What’s the best way to structure an inheritance from overseas?

Hi all

I’m currently in the process of updating my will. I don’t live in Japan but I have some nephews who do and they will be receiving inheritance from me. I’m trying to think of the best options for transferring the money so as to minimize the Japanese inheritance tax.

I was wondering about the feasibility of setting up a trust for them that would send them a yearly gift of 1.1 million yen until they reach some age (35 say) when they would receive any remaining balance. Would this type of setup avoid inheritance tax until they receive the balance at age 35?

Is the yearly gift exemption of 1.1 million yen the maximum gifts that a person can receive in a year or the maximum that they can receive from one person? So would another option be to have my wife send yearly gifts in addition to the trust?

Is there anything special that an executor should be aware of when sending an inheritance to Japan?

Thanks in advance for your help.

by aprefontaine

7 comments
  1. I am not a tax lawyer, but I do not think receiving money from a trust will be considered a gift. Yes, the amount is the total amount, so no double dipping.

  2. Trusts are transparent in Japan, i.e. regardless of the distribution instructions they will be considered to have received the total amount one shot upon your death.

    But first, are you sure you have enough money that they would even have any tax to pay when inheriting? The way basic exemptions work is very advantageous to Japanese heirs when the deceased is a foreigner living outside Japan and most of the inheritors are also outside of Japan.

  3. >Is the yearly gift exemption of 1.1 million yen the maximum gifts that a person can receive in a year or the maximum that they can receive from one person? So would another option be to have my wife send yearly gifts in addition to the trust?

    Unlike in America where each person can give as many people as they want $16k/year without it counting against their lifetime giving allowance, Japan does this based on the recipient. So adding your wife into the equation as a giver doesn’t help anything.

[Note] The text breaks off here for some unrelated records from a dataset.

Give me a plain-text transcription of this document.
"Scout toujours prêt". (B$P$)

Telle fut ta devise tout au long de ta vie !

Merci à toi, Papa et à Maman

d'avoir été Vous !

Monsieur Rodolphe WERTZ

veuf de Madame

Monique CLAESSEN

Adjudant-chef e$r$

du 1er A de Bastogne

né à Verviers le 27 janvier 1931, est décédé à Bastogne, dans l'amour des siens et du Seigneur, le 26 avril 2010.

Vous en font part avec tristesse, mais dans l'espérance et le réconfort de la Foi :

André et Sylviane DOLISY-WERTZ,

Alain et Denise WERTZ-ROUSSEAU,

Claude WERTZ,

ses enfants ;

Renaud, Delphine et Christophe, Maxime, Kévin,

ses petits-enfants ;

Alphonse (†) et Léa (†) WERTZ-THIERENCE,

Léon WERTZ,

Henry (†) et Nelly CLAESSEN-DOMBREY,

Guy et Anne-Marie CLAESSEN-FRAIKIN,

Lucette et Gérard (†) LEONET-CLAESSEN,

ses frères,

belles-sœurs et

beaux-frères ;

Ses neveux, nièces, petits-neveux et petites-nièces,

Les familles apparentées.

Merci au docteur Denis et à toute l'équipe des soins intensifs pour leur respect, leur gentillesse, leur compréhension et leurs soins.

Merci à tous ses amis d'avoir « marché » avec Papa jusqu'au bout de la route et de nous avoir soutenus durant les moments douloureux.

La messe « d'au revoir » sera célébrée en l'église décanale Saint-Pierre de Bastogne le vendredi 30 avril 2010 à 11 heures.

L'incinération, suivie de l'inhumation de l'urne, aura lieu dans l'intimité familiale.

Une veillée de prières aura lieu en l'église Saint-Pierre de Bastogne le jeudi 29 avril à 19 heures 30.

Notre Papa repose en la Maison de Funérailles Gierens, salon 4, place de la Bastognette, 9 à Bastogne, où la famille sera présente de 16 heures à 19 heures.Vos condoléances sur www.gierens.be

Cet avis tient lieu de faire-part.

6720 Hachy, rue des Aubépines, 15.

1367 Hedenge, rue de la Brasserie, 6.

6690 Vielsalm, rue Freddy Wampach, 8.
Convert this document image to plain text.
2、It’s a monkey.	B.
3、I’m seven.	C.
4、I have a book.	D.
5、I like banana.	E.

    Where your wife does help is that she is a statutory heir of yours and thus increases the deductible before any taxes apply. Also, eventually she might pass away as well giving another chance to pass on an inheritance.

  4. There’s no magic here. have your kids leave 10 years before your death or they will pay tax.

  5. > Would this type of setup avoid inheritance tax until they receive the balance at age 35?

    No. Becoming a beneficiary of a trust triggers a gift tax liability, even if the trust has not made distributions. See [here](https://www.nta.go.jp/taxes/shiraberu/taxanswer/zoyo/4427.htm).

    For this reason, trusts are not typically used for Japanese gift/inheritance minimization purposes.

    > Is the yearly gift exemption of 1.1 million yen the maximum gifts that a person can receive in a year or the maximum that they can receive from one person?

    It is the basic deduction applicable to the total of all gifts received by the taxpayer. The number of donors is irrelevant.

    > Is there anything special that an executor should be aware of when sending an inheritance to Japan?

    Inheritance tax returns are due 10 months after the relevant death, even if the executor has not finished distributing the estate. So it would be in the interest of any Japan-resident heirs for the executor to distribute their portion of the estate as soon as possible after the death, to give them sufficient time to evaluate their Japanese tax liability, prepare an inheritance tax return, etc.

    If you really want to make things as simple as possible for your nephews, you could consider hiring a Japanese tax accountant (税理士) prior to your death, to get advice regarding the type of documentation that would be needed in order for your nephews to file an inheritance tax return.